LEWISTON – Bishop Joseph J. Gerry will make his final official visit to the city this Sunday when he celebrates Mass and presides over initiation rites for 160 new Catholics at Saints Peter and Paul Church.
The bishop is retiring at the end of March. He’ll return to St. Anselm’s monastery in Manchester, N.H., resuming his life as a Benedictine monk.
Gerry has led Maine’s 234,000 Roman Catholics for 15 years. After turning 75 in September, he submitted his resignation. Church law calls for bishops to retire at 75.
An auxiliary bishop from Salem, Mass., Richard Malone, 57, was named this month by Pope John Paul II to succeed Gerry.
Sue Bernard, communications director for the Diocese of Portland, said Gerry is presiding over the Rite of Election at four parishes around Maine this month and next. At 2 p.m. at Saints Peter and Paul Church, the bishop will celebrate Mass and lead parishioners in the rites that lead to church membership for converts.
Bernard estimated that about 160 catechumens – people who have never been baptized – and candidates – people baptized in other faiths – will be introduced at Sunday’s ceremonies here. The Rites of Election call for godparents to introduce the people being nominated for acceptance into the Catholic church. Generally the rites conclude a year or more of church attendance and study by those converting to the Catholic faith. After the rites, baptisms or confirmations take place during the season leading up to Easter.
The rites date back to the early days of the Catholic Church and were reaffirmed during Vatican-based councils of the church’s bishops and cardinals in the 20th century.
In Catholic doctrine, the term “election” refers to the concept of being among God’s chosen people. Once converts complete the rites and are baptized, they’re “elected” into the Catholic Church.
Besides presiding over Sunday’s celebrations here, Gerry will oversee an identical ceremony at 7 p.m. at the Cathedral of the Immaculate Conception in Portland, and at 11 a.m. Sunday, March 7, at St. Mary’s Church in Presque Isle. He already said Mass and presided over the rites this past Sunday at St. John’s Church in Bangor.

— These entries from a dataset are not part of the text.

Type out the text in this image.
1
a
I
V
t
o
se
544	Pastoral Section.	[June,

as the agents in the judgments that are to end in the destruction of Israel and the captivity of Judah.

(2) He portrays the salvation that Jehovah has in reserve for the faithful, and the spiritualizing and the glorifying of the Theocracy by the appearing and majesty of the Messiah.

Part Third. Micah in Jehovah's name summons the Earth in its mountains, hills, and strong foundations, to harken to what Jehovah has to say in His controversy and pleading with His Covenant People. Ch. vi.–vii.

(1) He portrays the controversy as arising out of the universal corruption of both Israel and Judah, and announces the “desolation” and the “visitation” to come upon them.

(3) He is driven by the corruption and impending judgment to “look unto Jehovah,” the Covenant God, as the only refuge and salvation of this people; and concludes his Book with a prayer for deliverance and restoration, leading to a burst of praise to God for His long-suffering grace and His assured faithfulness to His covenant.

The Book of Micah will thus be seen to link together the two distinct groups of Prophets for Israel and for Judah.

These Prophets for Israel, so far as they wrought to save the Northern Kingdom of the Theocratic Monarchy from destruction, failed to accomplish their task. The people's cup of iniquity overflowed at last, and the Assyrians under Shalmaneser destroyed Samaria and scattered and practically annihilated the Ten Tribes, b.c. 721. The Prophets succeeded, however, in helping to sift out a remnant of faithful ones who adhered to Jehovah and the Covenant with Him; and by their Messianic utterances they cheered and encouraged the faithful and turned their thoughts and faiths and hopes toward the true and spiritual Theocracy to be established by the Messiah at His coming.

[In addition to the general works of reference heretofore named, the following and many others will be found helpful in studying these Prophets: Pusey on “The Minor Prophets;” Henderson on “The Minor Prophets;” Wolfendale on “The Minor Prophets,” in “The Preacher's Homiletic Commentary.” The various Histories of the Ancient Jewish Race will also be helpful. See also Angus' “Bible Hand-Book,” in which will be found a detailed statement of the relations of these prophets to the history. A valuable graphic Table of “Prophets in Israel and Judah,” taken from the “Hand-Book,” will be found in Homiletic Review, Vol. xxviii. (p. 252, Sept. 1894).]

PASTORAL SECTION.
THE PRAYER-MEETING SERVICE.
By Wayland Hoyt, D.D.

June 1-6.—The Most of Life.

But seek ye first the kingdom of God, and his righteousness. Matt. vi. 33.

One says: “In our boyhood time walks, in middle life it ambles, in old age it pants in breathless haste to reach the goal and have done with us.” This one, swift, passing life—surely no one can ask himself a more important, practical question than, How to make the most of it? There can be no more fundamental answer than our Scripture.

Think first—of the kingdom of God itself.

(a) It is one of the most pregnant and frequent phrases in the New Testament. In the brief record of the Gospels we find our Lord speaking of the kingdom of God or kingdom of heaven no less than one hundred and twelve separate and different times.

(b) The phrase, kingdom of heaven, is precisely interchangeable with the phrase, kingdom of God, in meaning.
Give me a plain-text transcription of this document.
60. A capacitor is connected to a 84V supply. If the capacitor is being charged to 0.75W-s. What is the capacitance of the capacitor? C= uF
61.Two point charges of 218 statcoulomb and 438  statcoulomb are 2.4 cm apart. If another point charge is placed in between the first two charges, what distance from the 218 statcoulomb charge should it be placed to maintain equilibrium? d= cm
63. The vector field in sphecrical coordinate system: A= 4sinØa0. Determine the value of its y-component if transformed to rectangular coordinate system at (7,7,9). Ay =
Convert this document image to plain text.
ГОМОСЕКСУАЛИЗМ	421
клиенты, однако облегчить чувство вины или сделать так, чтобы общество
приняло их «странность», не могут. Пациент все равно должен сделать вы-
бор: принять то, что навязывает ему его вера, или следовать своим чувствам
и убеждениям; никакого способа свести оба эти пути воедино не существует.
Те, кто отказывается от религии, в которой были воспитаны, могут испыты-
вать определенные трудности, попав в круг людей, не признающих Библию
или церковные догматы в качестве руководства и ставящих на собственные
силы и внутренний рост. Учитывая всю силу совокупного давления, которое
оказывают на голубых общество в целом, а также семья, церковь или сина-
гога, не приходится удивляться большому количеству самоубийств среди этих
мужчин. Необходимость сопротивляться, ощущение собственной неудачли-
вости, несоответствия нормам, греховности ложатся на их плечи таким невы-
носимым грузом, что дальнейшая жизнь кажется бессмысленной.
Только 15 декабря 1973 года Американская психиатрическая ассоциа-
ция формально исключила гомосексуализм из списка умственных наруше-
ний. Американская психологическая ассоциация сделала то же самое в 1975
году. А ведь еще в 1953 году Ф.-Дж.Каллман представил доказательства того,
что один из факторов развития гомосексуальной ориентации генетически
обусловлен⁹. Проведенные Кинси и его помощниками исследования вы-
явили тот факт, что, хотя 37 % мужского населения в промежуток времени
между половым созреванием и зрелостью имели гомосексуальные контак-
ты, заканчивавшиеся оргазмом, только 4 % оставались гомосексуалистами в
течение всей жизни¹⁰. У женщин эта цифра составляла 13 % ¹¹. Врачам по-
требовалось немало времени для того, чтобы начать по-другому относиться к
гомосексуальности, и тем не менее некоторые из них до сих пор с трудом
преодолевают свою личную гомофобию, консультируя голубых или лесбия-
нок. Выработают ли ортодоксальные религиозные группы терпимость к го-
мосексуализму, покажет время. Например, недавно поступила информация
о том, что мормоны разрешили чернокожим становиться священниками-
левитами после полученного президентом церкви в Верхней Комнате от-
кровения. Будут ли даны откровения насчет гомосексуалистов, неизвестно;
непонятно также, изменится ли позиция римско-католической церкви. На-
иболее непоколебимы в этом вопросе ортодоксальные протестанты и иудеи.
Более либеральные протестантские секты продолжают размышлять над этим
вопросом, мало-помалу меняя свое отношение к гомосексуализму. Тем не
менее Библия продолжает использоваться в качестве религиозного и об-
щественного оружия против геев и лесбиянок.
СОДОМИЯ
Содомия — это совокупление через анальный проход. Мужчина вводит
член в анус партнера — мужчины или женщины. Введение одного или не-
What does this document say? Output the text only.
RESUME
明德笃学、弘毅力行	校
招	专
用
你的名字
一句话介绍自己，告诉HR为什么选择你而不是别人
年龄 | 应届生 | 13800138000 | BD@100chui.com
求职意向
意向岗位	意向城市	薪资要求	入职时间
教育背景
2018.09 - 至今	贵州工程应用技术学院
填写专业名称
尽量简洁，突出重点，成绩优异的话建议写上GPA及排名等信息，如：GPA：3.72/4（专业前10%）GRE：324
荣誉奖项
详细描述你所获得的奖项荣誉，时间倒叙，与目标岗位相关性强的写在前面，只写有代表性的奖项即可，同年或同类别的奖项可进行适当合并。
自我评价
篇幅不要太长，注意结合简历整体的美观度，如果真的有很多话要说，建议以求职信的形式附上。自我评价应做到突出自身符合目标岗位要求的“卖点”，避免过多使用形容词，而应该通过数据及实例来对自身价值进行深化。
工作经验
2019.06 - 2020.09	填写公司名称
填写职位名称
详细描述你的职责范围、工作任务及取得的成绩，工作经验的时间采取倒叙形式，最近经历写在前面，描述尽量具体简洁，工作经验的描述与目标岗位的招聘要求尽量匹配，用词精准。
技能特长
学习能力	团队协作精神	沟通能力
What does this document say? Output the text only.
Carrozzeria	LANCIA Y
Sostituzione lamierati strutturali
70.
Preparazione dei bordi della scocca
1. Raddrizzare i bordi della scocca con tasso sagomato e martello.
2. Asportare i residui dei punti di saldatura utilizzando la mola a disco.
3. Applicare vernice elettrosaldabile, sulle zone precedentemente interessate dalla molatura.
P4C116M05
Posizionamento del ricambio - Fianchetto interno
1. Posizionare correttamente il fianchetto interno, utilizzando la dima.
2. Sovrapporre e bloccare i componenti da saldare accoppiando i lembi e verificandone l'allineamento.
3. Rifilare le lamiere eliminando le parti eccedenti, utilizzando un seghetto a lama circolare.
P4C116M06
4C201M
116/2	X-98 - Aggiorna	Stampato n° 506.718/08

Bernard said that diocese-wide, more than 350 people are in the formal process of becoming baptized or preparing for reception into full communion in the Catholic faith.
She said that with Lent beginning Wednesday, this is the traditional time for the church to recognize those people and invite them to pray, reflect on the Scriptures, to fast and to join in the church community’s practice of charity. Entire parish memberships are called to pray for and support those joining the church, she said.